In a Public Accounts Committee (PAC) report, MPs called the department overly complacent about the scale of the move away from one of the biggest IT outsourcing deals ever signed by the UK government. The report also stated HMRC doesn’t even have a business case for the transformation change, despite three years passing since the decision to abandon the contract.
MPs also branded the Cabinet Office’s new rules of restricting IT contracts over £100m unrealistic for departments as big as HMRC.
“We do not believe that the Cabinet Office’s ‘red lines’ on IT procurement, such as its restriction on any IT contracts over £100m, are realistic in a business as large as HMRC’s, or that transformation on this scale is achievable by July 2017,” said Richard Bacon, MP, as the report was published.
Bacon said HMRC faces an enormous challenge in moving to a new contracting model for collecting UK taxes by 2017.
“Moreover, HMRC’s record in managing IT contractors gives us little confidence that HMRC can successfully achieve this transition or that it can manage the proposed model effectively to maximise value for money,” he added.
HMRC told the committee that it hoped to publish a business case for the move away from Aspire in the spring, which leaves it only two years to approach the market, recruit necessary skills and manage the transition of the services it will need before the existing contract expires in 2017.
The Aspire contract between HMRC and Capgemini accounts for 84% of HMRC’s total spend on IT, and while the department has said it expects to save more than £200m a year by abandoning Aspire, the PAC report stated the department couldn’t provide the committee with a rough estimate of the cost of the change which will arise from moving staff, equipment and office space.

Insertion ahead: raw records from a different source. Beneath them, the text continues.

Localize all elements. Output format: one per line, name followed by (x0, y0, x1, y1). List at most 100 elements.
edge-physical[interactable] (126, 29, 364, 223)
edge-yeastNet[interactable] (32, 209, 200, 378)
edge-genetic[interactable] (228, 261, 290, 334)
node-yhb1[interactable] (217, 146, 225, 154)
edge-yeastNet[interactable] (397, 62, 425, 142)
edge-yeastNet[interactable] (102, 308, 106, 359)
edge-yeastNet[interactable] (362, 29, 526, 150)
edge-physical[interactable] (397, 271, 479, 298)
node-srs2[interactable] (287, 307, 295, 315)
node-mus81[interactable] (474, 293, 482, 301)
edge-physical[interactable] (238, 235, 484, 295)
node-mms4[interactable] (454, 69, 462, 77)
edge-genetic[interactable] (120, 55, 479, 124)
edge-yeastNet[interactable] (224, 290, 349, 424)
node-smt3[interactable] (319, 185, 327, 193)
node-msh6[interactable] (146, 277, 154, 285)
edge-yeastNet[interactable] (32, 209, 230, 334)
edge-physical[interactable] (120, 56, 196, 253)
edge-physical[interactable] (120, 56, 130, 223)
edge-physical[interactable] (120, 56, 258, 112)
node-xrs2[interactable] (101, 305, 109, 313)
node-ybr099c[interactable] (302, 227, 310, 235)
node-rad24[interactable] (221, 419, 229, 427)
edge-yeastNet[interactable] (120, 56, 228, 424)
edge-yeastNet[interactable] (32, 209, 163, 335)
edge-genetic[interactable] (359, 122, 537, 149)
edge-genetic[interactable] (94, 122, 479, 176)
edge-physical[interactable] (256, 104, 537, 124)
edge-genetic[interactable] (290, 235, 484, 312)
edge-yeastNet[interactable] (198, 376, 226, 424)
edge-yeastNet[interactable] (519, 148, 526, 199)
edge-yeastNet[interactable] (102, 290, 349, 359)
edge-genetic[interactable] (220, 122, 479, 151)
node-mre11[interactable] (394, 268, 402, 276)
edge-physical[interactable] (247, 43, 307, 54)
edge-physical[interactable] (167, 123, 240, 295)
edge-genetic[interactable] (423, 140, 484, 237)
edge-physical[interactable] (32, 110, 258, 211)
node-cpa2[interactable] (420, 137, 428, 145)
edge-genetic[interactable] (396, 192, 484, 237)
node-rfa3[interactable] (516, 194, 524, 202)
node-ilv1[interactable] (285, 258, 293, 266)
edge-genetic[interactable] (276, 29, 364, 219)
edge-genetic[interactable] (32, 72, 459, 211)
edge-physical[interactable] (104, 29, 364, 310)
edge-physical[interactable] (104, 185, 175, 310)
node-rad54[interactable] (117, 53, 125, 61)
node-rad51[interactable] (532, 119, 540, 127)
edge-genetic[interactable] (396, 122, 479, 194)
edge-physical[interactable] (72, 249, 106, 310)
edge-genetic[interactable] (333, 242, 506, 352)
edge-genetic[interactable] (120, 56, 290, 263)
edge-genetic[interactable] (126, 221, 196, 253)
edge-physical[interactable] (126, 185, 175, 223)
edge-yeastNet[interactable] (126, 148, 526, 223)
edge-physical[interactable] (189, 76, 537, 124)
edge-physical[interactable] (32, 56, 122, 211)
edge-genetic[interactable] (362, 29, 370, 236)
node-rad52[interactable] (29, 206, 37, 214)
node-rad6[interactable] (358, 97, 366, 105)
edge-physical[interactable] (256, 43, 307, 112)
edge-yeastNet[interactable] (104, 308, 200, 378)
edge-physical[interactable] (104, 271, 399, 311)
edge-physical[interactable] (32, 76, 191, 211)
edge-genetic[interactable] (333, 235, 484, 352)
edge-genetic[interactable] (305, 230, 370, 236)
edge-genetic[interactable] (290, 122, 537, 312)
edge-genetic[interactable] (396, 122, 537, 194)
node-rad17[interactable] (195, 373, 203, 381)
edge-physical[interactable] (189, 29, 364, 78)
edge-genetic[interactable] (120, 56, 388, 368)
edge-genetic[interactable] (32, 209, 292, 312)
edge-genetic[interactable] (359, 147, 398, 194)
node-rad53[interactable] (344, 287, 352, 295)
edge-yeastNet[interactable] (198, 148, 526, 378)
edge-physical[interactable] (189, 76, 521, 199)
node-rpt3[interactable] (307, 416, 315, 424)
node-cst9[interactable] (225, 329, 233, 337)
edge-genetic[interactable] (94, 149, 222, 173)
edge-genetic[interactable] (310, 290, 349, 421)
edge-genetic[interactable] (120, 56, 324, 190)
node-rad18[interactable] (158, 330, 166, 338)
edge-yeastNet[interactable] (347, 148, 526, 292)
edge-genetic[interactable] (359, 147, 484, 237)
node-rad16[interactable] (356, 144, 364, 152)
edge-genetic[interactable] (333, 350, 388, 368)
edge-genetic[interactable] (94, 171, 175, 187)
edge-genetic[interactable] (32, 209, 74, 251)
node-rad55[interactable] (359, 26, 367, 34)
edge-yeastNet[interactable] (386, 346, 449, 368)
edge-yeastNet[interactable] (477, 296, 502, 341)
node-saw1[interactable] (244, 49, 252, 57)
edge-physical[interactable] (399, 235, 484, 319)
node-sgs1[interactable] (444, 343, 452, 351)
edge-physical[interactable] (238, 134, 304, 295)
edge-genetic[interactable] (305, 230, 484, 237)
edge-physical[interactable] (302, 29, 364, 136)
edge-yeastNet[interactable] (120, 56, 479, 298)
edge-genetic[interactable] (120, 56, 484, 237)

Meanwhile, HMRC has said it is confident it can meet the 2017 deadline, although “some of the key milestones may shift”, read the report.

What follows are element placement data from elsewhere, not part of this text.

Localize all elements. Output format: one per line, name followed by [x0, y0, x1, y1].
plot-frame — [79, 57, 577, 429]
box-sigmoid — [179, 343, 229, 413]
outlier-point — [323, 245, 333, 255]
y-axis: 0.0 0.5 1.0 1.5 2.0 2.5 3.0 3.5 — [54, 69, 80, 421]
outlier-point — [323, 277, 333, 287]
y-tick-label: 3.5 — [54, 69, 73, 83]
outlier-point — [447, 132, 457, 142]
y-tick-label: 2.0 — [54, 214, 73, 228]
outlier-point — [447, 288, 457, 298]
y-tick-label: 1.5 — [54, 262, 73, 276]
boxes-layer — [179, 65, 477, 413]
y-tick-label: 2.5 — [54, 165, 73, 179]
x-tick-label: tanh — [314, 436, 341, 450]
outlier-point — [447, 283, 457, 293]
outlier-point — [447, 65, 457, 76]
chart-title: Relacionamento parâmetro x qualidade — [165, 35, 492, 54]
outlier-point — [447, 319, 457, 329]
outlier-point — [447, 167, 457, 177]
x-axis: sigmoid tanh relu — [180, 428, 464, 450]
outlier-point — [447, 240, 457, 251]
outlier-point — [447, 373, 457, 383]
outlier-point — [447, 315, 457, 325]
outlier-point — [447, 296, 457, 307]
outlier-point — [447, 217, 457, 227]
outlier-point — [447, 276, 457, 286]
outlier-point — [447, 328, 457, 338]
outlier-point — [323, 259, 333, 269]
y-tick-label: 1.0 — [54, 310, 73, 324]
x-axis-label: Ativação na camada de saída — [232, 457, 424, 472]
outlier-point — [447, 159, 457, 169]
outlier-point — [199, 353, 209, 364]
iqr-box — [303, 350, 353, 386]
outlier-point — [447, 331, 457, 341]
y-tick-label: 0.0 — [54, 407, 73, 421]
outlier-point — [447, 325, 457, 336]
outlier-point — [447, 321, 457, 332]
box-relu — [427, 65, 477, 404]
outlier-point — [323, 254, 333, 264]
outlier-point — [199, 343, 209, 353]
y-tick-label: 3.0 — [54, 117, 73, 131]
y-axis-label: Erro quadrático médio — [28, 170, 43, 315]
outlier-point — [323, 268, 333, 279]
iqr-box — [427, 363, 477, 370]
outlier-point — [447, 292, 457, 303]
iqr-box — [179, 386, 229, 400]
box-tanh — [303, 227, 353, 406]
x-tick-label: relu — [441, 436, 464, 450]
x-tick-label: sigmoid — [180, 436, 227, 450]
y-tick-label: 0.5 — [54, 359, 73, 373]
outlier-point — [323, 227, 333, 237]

The PAC report suggested HMRC and the Cabinet Office should jointly agree key milestones and warning flags leading up to the end of the contract in June 2017, “with contingency plans that manage the risks to the stability of the tax collection system and the risks to value for money should these milestones be missed”.

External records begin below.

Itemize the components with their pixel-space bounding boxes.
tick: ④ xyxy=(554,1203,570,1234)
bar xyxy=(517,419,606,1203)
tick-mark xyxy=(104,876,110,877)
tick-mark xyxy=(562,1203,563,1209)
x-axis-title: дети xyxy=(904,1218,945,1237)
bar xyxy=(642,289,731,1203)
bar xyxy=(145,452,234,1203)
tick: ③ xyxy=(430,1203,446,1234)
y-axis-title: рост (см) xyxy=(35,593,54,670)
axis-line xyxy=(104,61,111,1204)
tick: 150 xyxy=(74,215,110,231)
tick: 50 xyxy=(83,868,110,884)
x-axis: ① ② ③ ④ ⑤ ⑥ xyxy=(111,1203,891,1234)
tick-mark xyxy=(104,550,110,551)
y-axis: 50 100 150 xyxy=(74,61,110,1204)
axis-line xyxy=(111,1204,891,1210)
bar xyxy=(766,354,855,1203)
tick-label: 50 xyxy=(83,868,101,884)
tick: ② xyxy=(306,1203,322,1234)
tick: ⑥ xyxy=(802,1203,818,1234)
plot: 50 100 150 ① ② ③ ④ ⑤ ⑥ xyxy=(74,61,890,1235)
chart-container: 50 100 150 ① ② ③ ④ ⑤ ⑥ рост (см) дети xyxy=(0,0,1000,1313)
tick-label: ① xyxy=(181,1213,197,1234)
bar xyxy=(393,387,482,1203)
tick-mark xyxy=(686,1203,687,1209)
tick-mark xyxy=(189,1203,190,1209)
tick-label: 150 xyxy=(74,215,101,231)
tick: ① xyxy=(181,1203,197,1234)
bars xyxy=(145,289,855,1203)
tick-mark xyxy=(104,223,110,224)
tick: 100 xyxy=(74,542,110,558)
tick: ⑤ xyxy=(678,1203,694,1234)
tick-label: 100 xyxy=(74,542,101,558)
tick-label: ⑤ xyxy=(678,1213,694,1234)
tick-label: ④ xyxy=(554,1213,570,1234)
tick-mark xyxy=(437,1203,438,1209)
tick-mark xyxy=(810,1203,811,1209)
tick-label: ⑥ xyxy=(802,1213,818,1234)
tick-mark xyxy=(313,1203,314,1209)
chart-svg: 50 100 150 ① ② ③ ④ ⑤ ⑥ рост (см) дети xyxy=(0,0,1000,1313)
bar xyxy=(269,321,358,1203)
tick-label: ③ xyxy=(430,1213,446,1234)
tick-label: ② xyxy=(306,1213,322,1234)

Last year, the National Audit Office warned HMRC about its Aspire challenges, saying it posed serious risks to HMRC’s business should it fail to replace the Capgemini-led deal.
Since the Cabinet Office’s new rules on large outsourced IT deals were introduced, HMRC has been trying to break up the contract into manageable chunks. But the NAO said the department has had only limited success in negotiating new agreements with suppliers.
The department had planned to move to direct contracts with Capgemini’s main subcontractors, Fujitsu and Accenture, but the NAO said it had seen no evidence of any new contracts being agreed.
Commenting on the PAC report, Julian David, CEO of techUK, said its members welcomed the PAC's recognition of this and its view that the size of individual contracts should be determined by the requirements and circumstances facing individual departments rather than being constrained to fit arbitrary limits.
“We share the Cabinet Office’s desire to see the widest available supplier base made available to public sector organisations, and techUK and its members work with government departments to help them take advantage of innovative suppliers of all sizes – large and small,” said David.